Ma semaine type : le lundi et le mardi, je bosse de 9h à 17h puis je vais à l’entraînement à Laval ; le mercredi je bosse mais j’ai ma soirée, que je partage très volontiers avec Salomé (on a peu de temps pour nous la semaine…) ; le jeudi c’est boulot puis basket et le vendredi boulot-dodo lol ; le samedi j’essaye de bien dormir pour récupérer de ma semaine puis en route pour le match ; le dimanche est un jour vraiment dédié au repos et la famille.

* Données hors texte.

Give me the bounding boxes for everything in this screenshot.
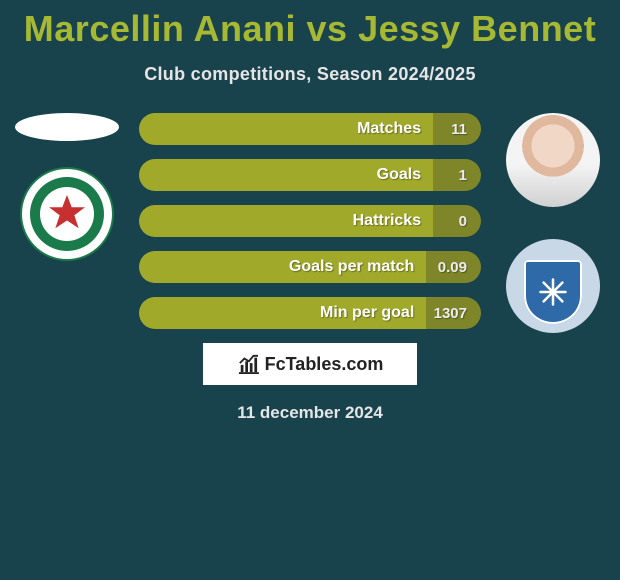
stat-bar-rest: 11 xyxy=(433,113,481,145)
stat-bar: Goals per match 0.09 xyxy=(139,251,481,283)
stat-bar-fill: Min per goal xyxy=(139,297,426,329)
player-avatar-right xyxy=(506,113,600,207)
stat-bar: Hattricks 0 xyxy=(139,205,481,237)
brand-text: FcTables.com xyxy=(265,354,384,375)
stat-value: 11 xyxy=(451,121,467,138)
stat-bar-rest: 0 xyxy=(433,205,481,237)
chart-icon xyxy=(237,354,259,374)
page-subtitle: Club competitions, Season 2024/2025 xyxy=(0,64,620,85)
team-logo-red-star xyxy=(20,167,114,261)
stat-label: Min per goal xyxy=(320,304,414,322)
page-title: Marcellin Anani vs Jessy Bennet xyxy=(0,8,620,50)
stat-bar: Goals 1 xyxy=(139,159,481,191)
stat-bar: Min per goal 1307 xyxy=(139,297,481,329)
star-icon xyxy=(47,193,87,233)
infographic-container: Marcellin Anani vs Jessy Bennet Club com… xyxy=(0,0,620,580)
stat-label: Matches xyxy=(357,120,421,138)
stat-bar: Matches 11 xyxy=(139,113,481,145)
stat-value: 0 xyxy=(459,213,467,230)
team-logo-grenoble xyxy=(506,239,600,333)
stat-bar-fill: Matches xyxy=(139,113,433,145)
stat-label: Goals per match xyxy=(289,258,414,276)
main-area: Matches 11 Goals 1 Hattricks 0 Goals per match… xyxy=(0,113,620,423)
stat-bar-fill: Hattricks xyxy=(139,205,433,237)
stat-bar-fill: Goals per match xyxy=(139,251,426,283)
stat-value: 0.09 xyxy=(438,259,467,276)
snowflake-icon xyxy=(538,277,568,307)
player-photo-placeholder-left xyxy=(15,113,119,141)
stat-bar-rest: 1 xyxy=(433,159,481,191)
stat-bar-rest: 0.09 xyxy=(426,251,481,283)
stat-label: Goals xyxy=(377,166,421,184)
brand-badge: FcTables.com xyxy=(203,343,417,385)
stat-value: 1 xyxy=(459,167,467,184)
date-text: 11 december 2024 xyxy=(0,403,620,423)
stat-value: 1307 xyxy=(434,305,467,322)
stat-bar-rest: 1307 xyxy=(426,297,481,329)
stat-label: Hattricks xyxy=(353,212,421,230)
right-column xyxy=(494,113,612,333)
stat-bar-fill: Goals xyxy=(139,159,433,191)
stats-bars: Matches 11 Goals 1 Hattricks 0 Goals per match… xyxy=(139,113,481,329)
left-column xyxy=(8,113,126,261)
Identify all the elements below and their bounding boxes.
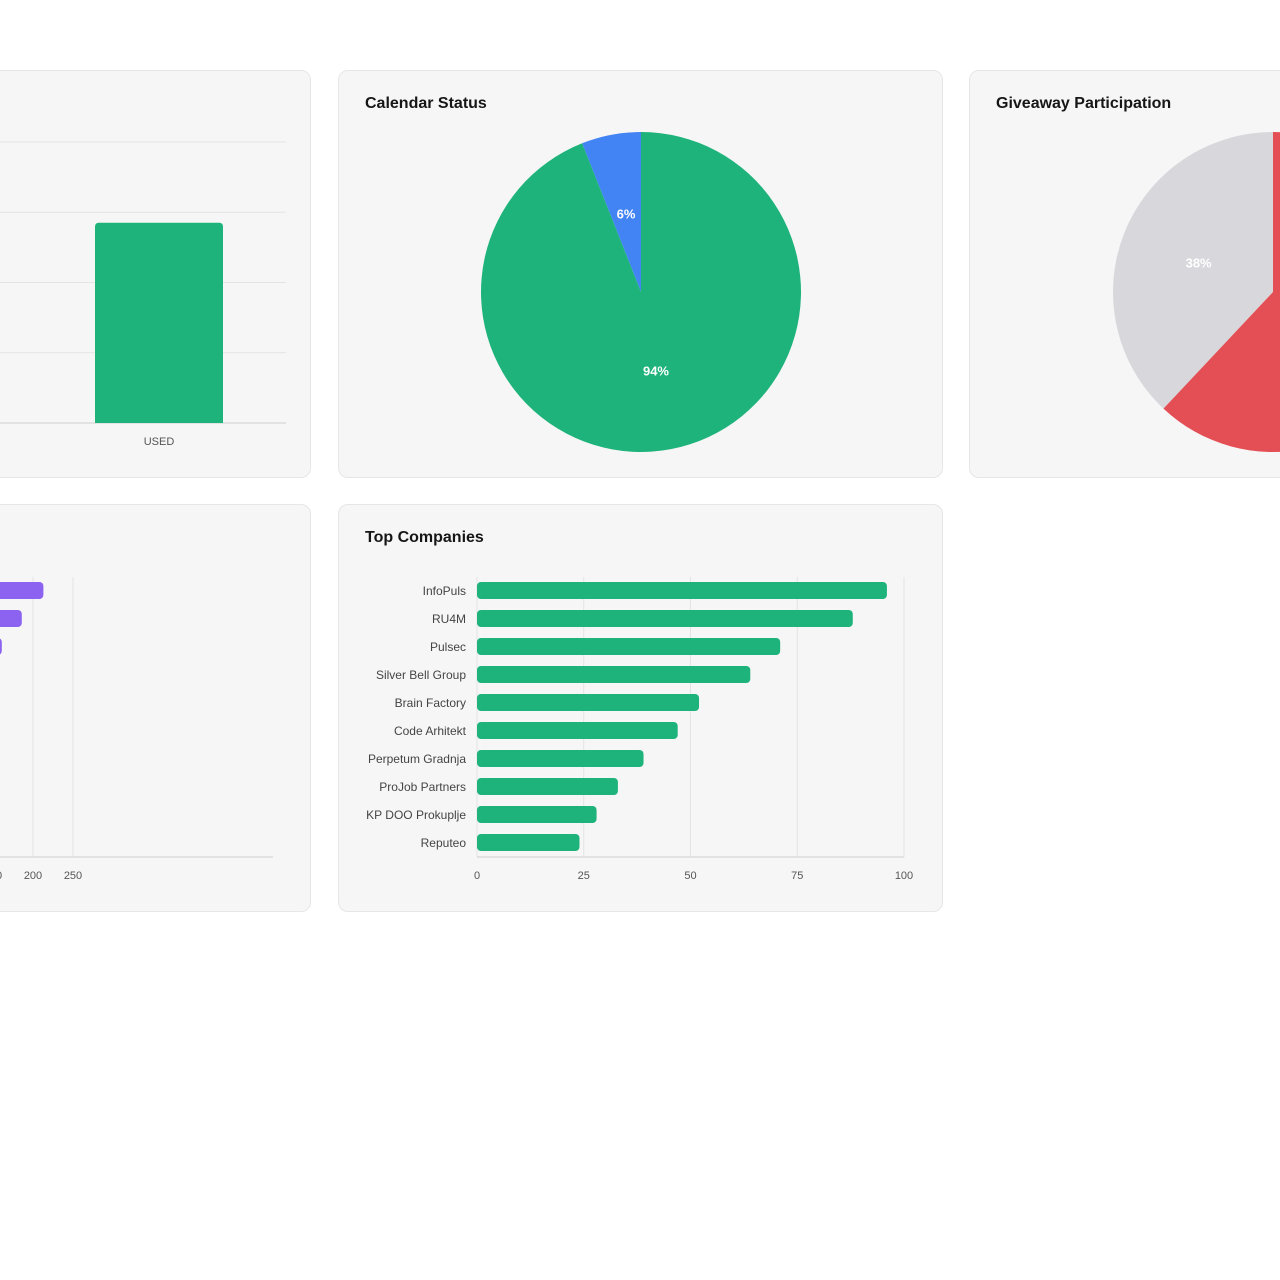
y-category-label: KP DOO Prokuplje <box>366 808 466 822</box>
bar <box>477 638 781 655</box>
left-horizontal-bar-chart: 100150200250 <box>0 577 273 882</box>
pie-slice-label: 94% <box>643 364 669 379</box>
left-bars-card: 100150200250 <box>0 504 311 912</box>
pie-slice <box>582 132 641 292</box>
calendar-status-card: Calendar Status 6% 94% <box>338 70 943 478</box>
calendar-status-title: Calendar Status <box>365 95 487 112</box>
top-companies-card: Top Companies 0 25 50 75 100 InfoPuls RU4M Puls… <box>338 504 943 912</box>
x-tick-label: USED <box>144 436 175 448</box>
top-companies-bar-chart: 0 25 50 75 100 InfoPuls RU4M Pulsec Silver Bell … <box>366 577 913 882</box>
bar <box>477 834 580 851</box>
x-tick-label: 100 <box>895 870 913 882</box>
x-tick-label: 75 <box>791 870 803 882</box>
usage-bar-chart: USED <box>0 141 286 448</box>
giveaway-participation-pie: 38% <box>1113 132 1280 452</box>
y-category-label: Reputeo <box>421 836 467 850</box>
x-tick-label: 150 <box>0 870 2 882</box>
pie-slice <box>1163 132 1280 452</box>
y-category-label: Code Arhitekt <box>394 724 467 738</box>
bar <box>477 722 678 739</box>
bar <box>477 750 644 767</box>
y-category-label: Pulsec <box>430 640 466 654</box>
bar <box>477 806 597 823</box>
usage-chart-card: USED <box>0 70 311 478</box>
giveaway-participation-card: Giveaway Participation 38% <box>969 70 1280 478</box>
pie-slice-label: 6% <box>617 206 636 221</box>
bar <box>477 582 887 599</box>
pie-slice-label: 38% <box>1186 256 1212 271</box>
bar <box>477 694 700 711</box>
pie-slice <box>481 132 802 452</box>
y-category-label: RU4M <box>432 612 466 626</box>
bar <box>0 582 44 599</box>
y-category-label: Brain Factory <box>395 696 466 710</box>
bar <box>477 778 618 795</box>
bar <box>477 666 751 683</box>
giveaway-participation-title: Giveaway Participation <box>996 95 1172 112</box>
bar <box>0 610 22 627</box>
bar <box>477 610 853 627</box>
calendar-status-pie: 6% 94% <box>481 132 802 452</box>
y-category-label: Silver Bell Group <box>376 668 466 682</box>
x-tick-label: 25 <box>578 870 590 882</box>
x-tick-label: 50 <box>684 870 696 882</box>
y-category-label: Perpetum Gradnja <box>368 752 466 766</box>
bar <box>95 222 223 423</box>
x-tick-label: 250 <box>64 870 82 882</box>
bar <box>0 638 2 655</box>
x-tick-label: 200 <box>24 870 42 882</box>
y-category-label: ProJob Partners <box>379 780 466 794</box>
top-companies-title: Top Companies <box>365 529 484 546</box>
pie-slice <box>1113 132 1273 409</box>
y-category-label: InfoPuls <box>423 584 466 598</box>
x-tick-label: 0 <box>474 870 480 882</box>
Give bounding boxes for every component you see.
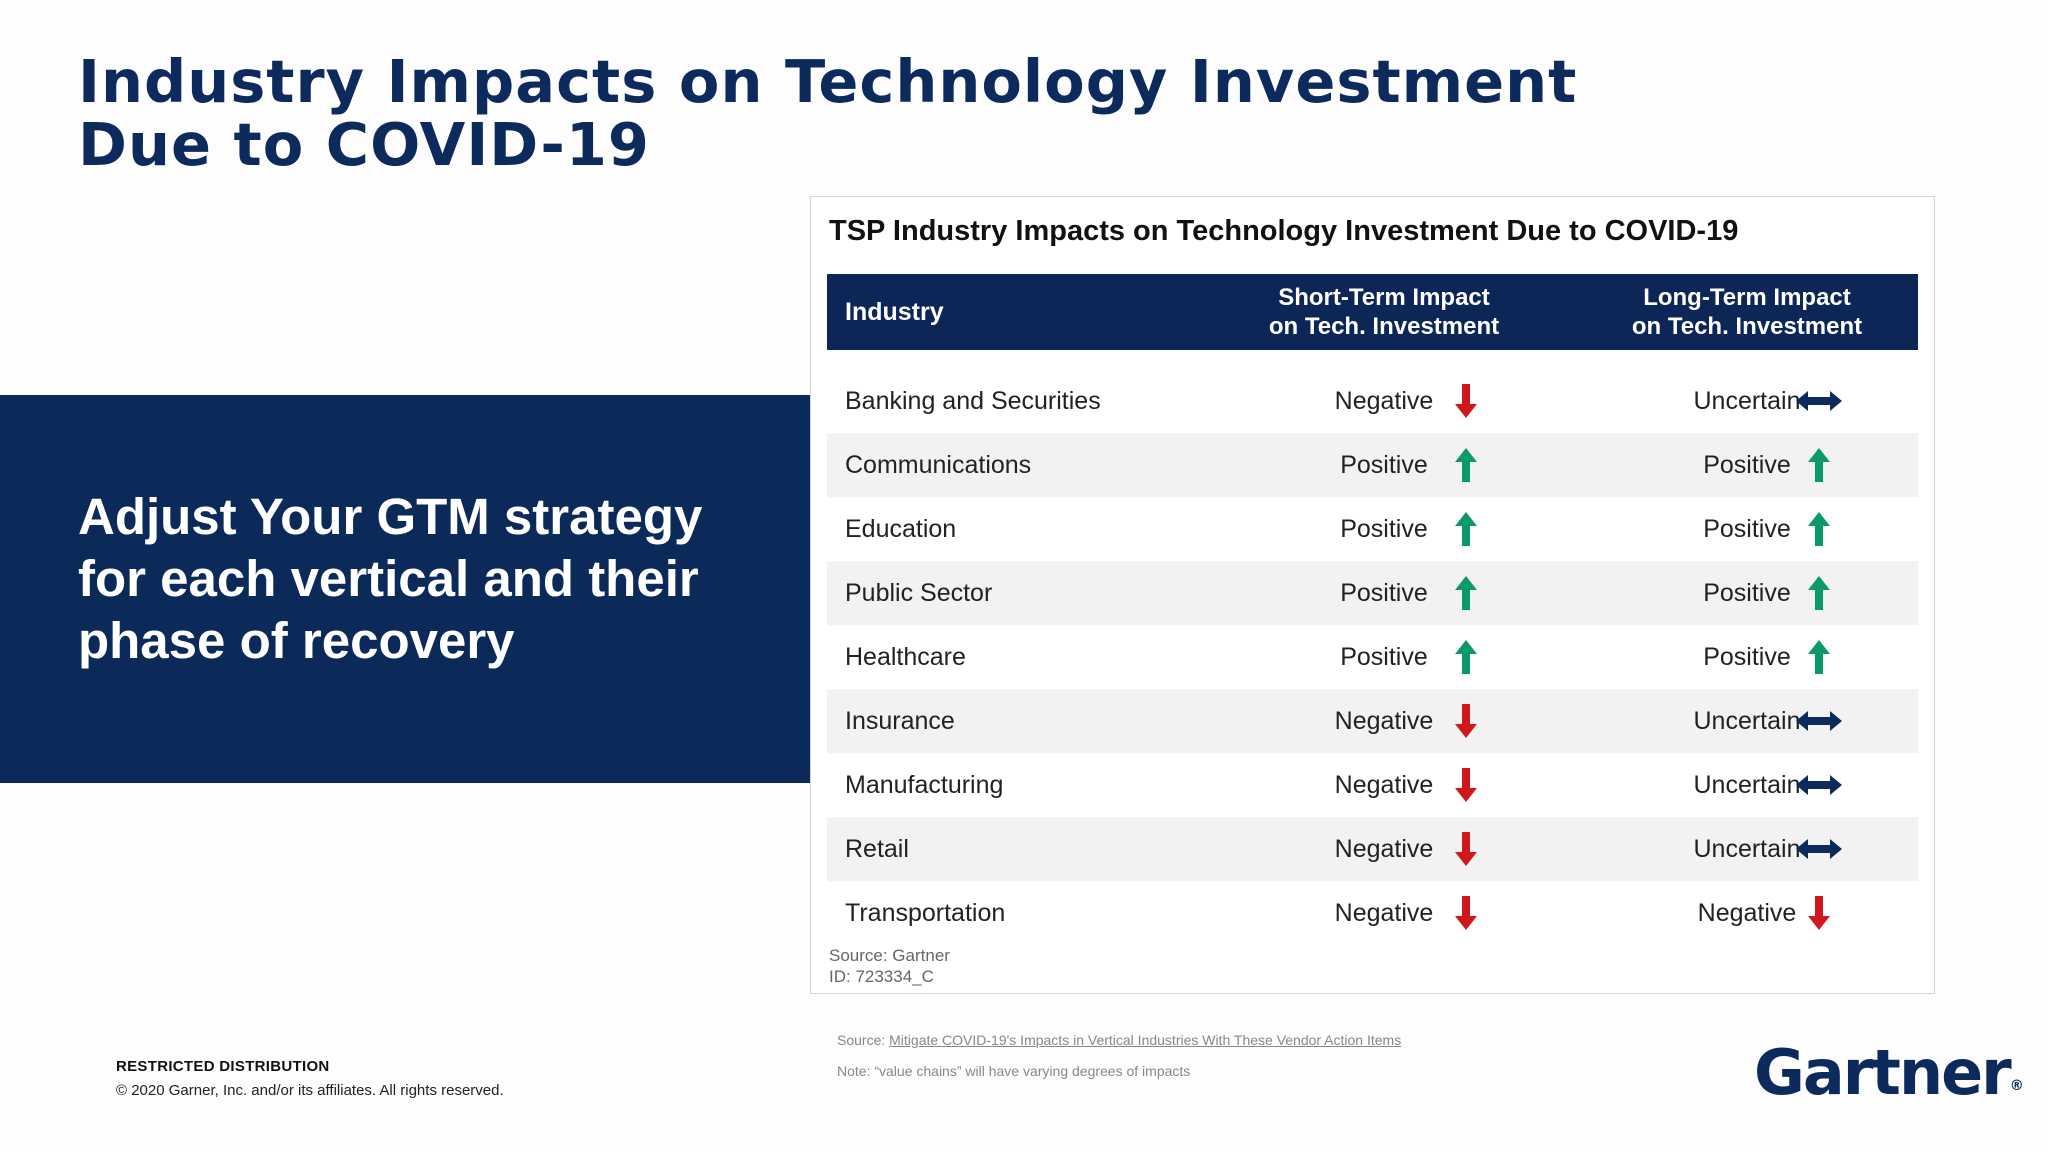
- table-title: TSP Industry Impacts on Technology Inves…: [829, 215, 1739, 247]
- industry-cell: Education: [845, 514, 957, 543]
- short-term-value: Negative: [1334, 898, 1434, 927]
- table-row: Communications Positive Positive: [827, 433, 1918, 497]
- industry-cell: Manufacturing: [845, 770, 1004, 799]
- up-arrow-icon: [1795, 639, 1843, 675]
- long-term-value: Negative: [1697, 898, 1797, 927]
- table-header-row: Industry Short-Term Impact on Tech. Inve…: [827, 274, 1918, 350]
- header-long-term-label: Long-Term Impact on Tech. Investment: [1631, 284, 1863, 340]
- short-term-cell: Positive: [1217, 497, 1551, 561]
- down-arrow-icon: [1442, 767, 1490, 803]
- logo-registered-mark: ®: [2009, 1078, 2024, 1094]
- up-arrow-icon: [1442, 639, 1490, 675]
- short-term-value: Positive: [1340, 642, 1428, 671]
- industry-cell: Insurance: [845, 706, 955, 735]
- table-source-text: Source: Gartner: [829, 946, 950, 965]
- footer-source-link[interactable]: Mitigate COVID-19's Impacts in Vertical …: [889, 1032, 1402, 1048]
- table-id-text: ID: 723334_C: [829, 967, 934, 986]
- callout-panel: [0, 395, 810, 783]
- table-source: Source: Gartner ID: 723334_C: [829, 945, 950, 987]
- header-short-term-label: Short-Term Impact on Tech. Investment: [1268, 284, 1500, 340]
- long-term-cell: Uncertain: [1580, 689, 1914, 753]
- long-term-cell: Negative: [1580, 881, 1914, 945]
- industry-cell: Communications: [845, 450, 1032, 479]
- short-term-value: Positive: [1340, 578, 1428, 607]
- up-arrow-icon: [1442, 447, 1490, 483]
- table-row: Healthcare Positive Positive: [827, 625, 1918, 689]
- industry-cell: Retail: [845, 834, 909, 863]
- long-term-value: Positive: [1703, 578, 1791, 607]
- copyright-text: © 2020 Garner, Inc. and/or its affiliate…: [116, 1082, 504, 1099]
- table-row: Retail Negative Uncertain: [827, 817, 1918, 881]
- short-term-value: Negative: [1334, 834, 1434, 863]
- logo-text: Gartner: [1754, 1036, 2012, 1109]
- long-term-cell: Positive: [1580, 625, 1914, 689]
- industry-cell: Banking and Securities: [845, 386, 1101, 415]
- header-short-term: Short-Term Impact on Tech. Investment: [1217, 274, 1551, 350]
- long-term-cell: Positive: [1580, 561, 1914, 625]
- short-term-value: Negative: [1334, 386, 1434, 415]
- up-arrow-icon: [1442, 511, 1490, 547]
- long-term-cell: Positive: [1580, 433, 1914, 497]
- short-term-cell: Negative: [1217, 689, 1551, 753]
- down-arrow-icon: [1795, 895, 1843, 931]
- short-term-cell: Negative: [1217, 881, 1551, 945]
- down-arrow-icon: [1442, 895, 1490, 931]
- short-term-value: Negative: [1334, 706, 1434, 735]
- short-term-cell: Negative: [1217, 369, 1551, 433]
- footer-source-prefix: Source:: [837, 1032, 890, 1048]
- gartner-logo: Gartner®: [1754, 1036, 2024, 1109]
- long-term-cell: Uncertain: [1580, 369, 1914, 433]
- up-arrow-icon: [1795, 575, 1843, 611]
- industry-cell: Public Sector: [845, 578, 993, 607]
- table-row: Public Sector Positive Positive: [827, 561, 1918, 625]
- up-arrow-icon: [1795, 447, 1843, 483]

Le plus dur à gérer dans mon emploi du temps c’est la route entre le Mans et Laval, j’ai un rythme assez soutenu la semaine donc je fais très attention de ne pas prendre la route fatigué.
Le jour de match, j’essaye de l’aborder comme un autre, pas de pression pour rien… je dors beaucoup, je prends le temps de faire ce que je ne peux pas faire la semaine et puis je viens jouer au basketball. Je n’ai pas vraiment de rituel ou quoi que ce soit. »
L'avenir
« J’aime vraiment le basket et ça permet de conserver une vie saine. J’aimerais pouvoir jouer le plus longtemps possible. On verra ce que permet mon corps et mon évolution professionnelle.
Je n’ai pas forcément d’appréhension concernant l’après basket, je mettrais toute l’énergie que je mets dans le sport dans mon boulot. Il y a forcément moins d’adrénaline mais il y a pas mal de similitudes : le challenge, le travail d’équipe, les objectifs… »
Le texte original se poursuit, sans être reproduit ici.